Serum levels of all cytokines were higher in clinical as compared to latent RHD patients, and in those groups than in controls. IL-4, IL-8, IL-1RA, IL-9, CCL5 and PDGF emerged in the final multivariate model as predictive factors for clinical, compared with latent RHD. IL-4, IL-8 and IL1RA had the greater power to predict clinical RHD. In univariate analysis, polymorphisms in IL2 and IL4 were associated with clinical RHD and in the logistic analysis, IL6 (GG + CG), IL10 (CT + TT), IL2 (CA + AA) and IL4 (CC) genotypes were associated with RHD.

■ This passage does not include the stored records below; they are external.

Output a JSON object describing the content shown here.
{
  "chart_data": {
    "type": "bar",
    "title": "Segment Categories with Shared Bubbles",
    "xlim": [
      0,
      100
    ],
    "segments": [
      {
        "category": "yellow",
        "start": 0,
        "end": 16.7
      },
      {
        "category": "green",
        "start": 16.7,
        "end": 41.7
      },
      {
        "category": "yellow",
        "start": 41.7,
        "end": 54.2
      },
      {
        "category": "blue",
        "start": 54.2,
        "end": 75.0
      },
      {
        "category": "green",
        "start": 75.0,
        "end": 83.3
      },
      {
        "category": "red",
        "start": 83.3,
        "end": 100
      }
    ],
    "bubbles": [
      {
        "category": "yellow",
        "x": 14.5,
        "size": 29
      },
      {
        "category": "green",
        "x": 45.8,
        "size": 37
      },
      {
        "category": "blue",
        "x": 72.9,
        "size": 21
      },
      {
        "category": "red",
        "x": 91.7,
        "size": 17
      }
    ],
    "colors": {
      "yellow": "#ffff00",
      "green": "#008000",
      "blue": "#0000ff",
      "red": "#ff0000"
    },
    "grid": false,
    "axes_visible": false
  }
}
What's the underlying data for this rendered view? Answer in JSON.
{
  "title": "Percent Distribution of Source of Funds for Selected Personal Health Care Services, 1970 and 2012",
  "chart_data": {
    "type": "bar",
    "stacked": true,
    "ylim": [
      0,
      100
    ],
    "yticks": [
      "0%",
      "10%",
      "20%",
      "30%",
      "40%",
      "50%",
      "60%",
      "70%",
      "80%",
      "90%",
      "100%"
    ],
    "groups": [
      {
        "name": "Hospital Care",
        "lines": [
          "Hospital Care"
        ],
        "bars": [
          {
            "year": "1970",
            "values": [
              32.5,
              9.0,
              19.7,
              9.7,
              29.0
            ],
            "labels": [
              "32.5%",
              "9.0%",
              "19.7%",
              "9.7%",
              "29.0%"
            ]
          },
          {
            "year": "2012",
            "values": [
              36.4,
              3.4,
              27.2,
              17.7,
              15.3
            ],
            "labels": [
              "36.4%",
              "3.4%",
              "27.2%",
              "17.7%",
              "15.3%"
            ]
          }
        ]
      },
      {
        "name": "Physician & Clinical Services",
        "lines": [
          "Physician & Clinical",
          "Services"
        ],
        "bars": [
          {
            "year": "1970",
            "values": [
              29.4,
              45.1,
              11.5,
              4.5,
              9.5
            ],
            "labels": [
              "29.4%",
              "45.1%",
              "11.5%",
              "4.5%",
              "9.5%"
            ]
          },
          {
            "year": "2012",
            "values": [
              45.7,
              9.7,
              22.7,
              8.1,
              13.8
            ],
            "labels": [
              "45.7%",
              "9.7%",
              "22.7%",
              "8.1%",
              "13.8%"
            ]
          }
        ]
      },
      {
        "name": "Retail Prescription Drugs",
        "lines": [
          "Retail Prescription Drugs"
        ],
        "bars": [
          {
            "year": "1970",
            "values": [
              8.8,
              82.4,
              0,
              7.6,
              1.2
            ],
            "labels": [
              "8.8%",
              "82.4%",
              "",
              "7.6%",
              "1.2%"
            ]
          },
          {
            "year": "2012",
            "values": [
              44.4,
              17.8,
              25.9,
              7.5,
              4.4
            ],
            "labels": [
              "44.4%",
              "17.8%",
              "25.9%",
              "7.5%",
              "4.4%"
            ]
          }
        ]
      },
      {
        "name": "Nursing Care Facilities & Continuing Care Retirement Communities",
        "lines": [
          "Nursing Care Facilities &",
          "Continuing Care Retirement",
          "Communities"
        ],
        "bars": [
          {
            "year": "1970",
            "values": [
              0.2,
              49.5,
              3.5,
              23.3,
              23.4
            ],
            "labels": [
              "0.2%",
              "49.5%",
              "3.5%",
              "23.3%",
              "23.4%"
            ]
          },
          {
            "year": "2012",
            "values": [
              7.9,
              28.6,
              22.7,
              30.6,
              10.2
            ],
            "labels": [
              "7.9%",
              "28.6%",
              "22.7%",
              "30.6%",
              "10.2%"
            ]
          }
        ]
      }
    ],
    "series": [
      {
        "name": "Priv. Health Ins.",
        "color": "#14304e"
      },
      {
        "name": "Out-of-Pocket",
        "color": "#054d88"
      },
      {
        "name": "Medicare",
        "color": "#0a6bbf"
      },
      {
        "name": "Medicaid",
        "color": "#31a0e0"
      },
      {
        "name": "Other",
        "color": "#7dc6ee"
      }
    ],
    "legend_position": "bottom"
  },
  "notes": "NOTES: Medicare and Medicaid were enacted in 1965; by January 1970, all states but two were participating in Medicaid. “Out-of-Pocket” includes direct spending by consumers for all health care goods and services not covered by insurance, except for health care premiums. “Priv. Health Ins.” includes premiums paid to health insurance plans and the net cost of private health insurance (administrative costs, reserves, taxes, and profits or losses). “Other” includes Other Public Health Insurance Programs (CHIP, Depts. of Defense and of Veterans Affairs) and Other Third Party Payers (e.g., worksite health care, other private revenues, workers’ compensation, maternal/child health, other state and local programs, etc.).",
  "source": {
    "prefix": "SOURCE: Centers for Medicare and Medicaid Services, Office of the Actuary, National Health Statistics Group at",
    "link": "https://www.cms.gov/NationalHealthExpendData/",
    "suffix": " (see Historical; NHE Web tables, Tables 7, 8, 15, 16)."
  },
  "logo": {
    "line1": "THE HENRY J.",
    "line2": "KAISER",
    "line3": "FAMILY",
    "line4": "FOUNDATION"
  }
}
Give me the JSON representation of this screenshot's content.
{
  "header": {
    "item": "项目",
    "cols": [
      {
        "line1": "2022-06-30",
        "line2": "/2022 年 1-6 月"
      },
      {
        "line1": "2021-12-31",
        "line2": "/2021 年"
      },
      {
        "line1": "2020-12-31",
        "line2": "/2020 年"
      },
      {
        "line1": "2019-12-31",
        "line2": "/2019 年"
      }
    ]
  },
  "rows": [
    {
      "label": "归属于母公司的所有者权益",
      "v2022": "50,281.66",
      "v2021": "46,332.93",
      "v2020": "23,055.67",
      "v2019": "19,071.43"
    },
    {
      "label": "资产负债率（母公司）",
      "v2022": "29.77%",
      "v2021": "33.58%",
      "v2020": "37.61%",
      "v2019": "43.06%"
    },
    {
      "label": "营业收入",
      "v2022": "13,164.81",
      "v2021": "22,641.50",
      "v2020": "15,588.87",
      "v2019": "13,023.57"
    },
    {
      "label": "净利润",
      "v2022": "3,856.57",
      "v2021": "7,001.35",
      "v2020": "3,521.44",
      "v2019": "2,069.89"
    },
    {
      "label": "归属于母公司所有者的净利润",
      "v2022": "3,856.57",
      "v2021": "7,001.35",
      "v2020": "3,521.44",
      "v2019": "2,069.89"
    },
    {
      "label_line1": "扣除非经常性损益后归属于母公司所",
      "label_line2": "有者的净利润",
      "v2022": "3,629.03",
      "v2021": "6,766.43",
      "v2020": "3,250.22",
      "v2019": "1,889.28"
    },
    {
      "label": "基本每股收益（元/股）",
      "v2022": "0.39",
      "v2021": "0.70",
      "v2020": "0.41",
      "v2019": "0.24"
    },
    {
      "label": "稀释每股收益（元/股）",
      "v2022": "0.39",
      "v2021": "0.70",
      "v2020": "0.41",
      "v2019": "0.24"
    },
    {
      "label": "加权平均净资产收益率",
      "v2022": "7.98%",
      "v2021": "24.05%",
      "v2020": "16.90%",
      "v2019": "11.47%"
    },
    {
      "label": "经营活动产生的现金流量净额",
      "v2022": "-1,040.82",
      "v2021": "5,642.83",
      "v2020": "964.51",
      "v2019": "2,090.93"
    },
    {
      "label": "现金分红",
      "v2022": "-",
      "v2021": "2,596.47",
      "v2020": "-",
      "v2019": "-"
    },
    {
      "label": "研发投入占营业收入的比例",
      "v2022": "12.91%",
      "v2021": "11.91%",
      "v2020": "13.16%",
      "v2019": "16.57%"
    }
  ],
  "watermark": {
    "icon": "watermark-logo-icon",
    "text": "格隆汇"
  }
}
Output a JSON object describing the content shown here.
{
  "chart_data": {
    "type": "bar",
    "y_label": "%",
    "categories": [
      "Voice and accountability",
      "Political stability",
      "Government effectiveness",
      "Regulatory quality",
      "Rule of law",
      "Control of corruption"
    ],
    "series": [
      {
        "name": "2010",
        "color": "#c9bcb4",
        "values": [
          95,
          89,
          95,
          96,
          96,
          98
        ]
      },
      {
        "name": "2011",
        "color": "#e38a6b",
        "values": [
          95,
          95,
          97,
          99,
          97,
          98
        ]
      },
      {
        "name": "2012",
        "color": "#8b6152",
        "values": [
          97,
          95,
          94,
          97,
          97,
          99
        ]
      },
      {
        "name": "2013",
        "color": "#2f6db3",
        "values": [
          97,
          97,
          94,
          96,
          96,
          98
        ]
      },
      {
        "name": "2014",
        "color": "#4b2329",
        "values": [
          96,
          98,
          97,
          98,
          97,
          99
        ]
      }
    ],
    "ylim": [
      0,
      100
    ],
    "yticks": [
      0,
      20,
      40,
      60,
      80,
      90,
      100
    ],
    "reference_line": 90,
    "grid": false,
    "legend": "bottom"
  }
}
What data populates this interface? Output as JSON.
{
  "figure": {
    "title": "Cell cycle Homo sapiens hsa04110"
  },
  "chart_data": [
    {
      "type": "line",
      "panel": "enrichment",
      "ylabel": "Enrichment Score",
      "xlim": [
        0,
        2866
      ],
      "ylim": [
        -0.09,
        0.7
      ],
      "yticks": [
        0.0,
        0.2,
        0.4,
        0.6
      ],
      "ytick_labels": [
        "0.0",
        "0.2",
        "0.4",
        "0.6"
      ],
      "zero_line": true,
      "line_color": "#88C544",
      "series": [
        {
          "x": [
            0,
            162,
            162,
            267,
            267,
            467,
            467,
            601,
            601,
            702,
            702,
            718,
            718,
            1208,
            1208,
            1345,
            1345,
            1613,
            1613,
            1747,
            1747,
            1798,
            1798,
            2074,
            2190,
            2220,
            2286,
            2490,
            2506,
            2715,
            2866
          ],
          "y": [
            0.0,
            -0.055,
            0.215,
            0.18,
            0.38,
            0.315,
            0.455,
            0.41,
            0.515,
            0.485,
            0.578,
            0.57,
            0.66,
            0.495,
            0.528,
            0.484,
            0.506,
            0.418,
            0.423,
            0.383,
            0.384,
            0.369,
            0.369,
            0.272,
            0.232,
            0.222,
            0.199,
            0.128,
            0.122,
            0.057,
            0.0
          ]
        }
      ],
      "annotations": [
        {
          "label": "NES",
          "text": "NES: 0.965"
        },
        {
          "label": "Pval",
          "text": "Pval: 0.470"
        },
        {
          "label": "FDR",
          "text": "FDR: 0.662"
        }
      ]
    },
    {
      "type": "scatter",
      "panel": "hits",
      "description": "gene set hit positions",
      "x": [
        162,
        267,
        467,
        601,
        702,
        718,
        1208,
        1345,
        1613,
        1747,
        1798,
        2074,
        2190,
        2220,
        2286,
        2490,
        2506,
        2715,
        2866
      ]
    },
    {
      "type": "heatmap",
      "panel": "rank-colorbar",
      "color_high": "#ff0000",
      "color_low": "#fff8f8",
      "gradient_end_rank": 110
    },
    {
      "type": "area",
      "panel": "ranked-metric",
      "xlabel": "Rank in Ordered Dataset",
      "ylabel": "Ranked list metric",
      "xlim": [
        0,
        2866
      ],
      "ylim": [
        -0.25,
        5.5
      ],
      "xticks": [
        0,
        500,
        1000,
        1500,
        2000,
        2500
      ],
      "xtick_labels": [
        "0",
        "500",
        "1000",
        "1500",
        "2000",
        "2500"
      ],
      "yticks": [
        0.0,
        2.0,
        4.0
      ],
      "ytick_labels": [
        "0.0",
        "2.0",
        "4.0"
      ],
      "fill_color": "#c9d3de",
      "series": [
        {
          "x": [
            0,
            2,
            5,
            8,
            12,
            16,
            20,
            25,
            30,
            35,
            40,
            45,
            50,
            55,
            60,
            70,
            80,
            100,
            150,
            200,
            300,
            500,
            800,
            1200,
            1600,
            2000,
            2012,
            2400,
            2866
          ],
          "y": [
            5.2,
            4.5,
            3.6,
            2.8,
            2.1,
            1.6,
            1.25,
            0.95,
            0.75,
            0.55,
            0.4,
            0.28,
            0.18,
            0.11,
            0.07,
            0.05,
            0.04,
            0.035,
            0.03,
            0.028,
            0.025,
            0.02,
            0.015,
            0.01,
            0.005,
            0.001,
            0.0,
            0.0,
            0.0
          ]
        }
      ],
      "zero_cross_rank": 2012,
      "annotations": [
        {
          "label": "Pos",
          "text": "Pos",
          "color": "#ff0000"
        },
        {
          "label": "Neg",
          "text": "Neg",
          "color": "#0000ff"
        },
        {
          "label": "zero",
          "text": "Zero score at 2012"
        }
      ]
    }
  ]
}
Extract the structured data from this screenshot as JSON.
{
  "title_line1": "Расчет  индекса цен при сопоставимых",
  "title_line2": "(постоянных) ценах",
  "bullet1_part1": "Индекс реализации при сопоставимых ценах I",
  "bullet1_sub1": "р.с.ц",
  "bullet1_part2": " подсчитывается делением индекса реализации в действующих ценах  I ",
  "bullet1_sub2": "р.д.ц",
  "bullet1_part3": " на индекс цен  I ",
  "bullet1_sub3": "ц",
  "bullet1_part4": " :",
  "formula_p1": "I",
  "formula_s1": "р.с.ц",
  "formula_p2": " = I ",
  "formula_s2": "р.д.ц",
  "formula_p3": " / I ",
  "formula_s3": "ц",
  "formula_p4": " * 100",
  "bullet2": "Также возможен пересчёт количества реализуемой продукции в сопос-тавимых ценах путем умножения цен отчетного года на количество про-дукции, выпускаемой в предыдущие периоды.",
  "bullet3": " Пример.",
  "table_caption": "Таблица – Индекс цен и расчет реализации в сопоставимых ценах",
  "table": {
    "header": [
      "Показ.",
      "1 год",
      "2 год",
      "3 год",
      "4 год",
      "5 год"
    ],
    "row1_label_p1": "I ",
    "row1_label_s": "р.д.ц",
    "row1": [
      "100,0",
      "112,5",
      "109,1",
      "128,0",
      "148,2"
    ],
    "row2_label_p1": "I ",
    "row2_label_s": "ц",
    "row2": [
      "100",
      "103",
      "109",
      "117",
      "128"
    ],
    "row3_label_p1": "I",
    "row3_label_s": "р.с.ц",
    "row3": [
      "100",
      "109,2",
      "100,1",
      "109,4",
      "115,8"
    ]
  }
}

Despite higher levels of all cytokines in clinical RHD patients, IL-4, IL-8 and IL-1RA were the best predictors of clinical disease. An association of polymorphisms in IL2, IL4, IL6 and IL10 genes and clinical RHD was observed. Gene polymorphism and phenotypic expression of IL-4 accurately discriminate latent versus clinical RHD, potentially instructing clinical management.
风湿性心脏病(RHD)相关炎症受基因多态性和炎症细胞因子的影响。目前尚无免疫和遗传标志物来区分潜伏性和临床患者,这对于预测疾病进展至关重要。我们采用机器学习方法,寻找能够区分潜伏性和临床 RHD 的预测因子,并最终确定可能发展为临床疾病的潜伏患者。
共纳入 212 名个体,其中 77 名潜伏性 RHD 患者,100 名临床 RHD 患者,35 名健康对照者。采用 Bio-Plex ProTM® Human Cytokine Standard 27-plex assay 评估 27 种可溶性因子的循环水平。采用 RT-PCR 对以下基因进行基因多态性分析:IL2、IL4、IL6、IL10、IL17A、TNF 和 IL23。
与潜伏性 RHD 患者相比,临床 RHD 患者的血清细胞因子水平均升高,且高于对照组。与潜伏性 RHD 相比,IL-4、IL-8、IL-1RA、IL-9、CCL5 和 PDGF 是预测临床 RHD 的最终多变量模型中的预测因子。IL-4、IL-8 和 IL1RA 对预测临床 RHD 具有更大的作用。在单变量分析中,IL2 和 IL4 的多态性与临床 RHD 相关,在逻辑分析中,IL6(GG+CG)、IL10(CT+TT)、IL2(CA+AA)和 IL4(CC)基因型与 RHD 相关。
尽管临床 RHD 患者的所有细胞因子水平均较高,但 IL-4、IL-8 和 IL-1RA 是临床疾病的最佳预测因子。观察到 IL2、IL4、IL6 和 IL10 基因的多态性与临床 RHD 相关。IL-4 基因多态性和表型表达可准确区分潜伏性和临床 RHD,可能为临床管理提供指导。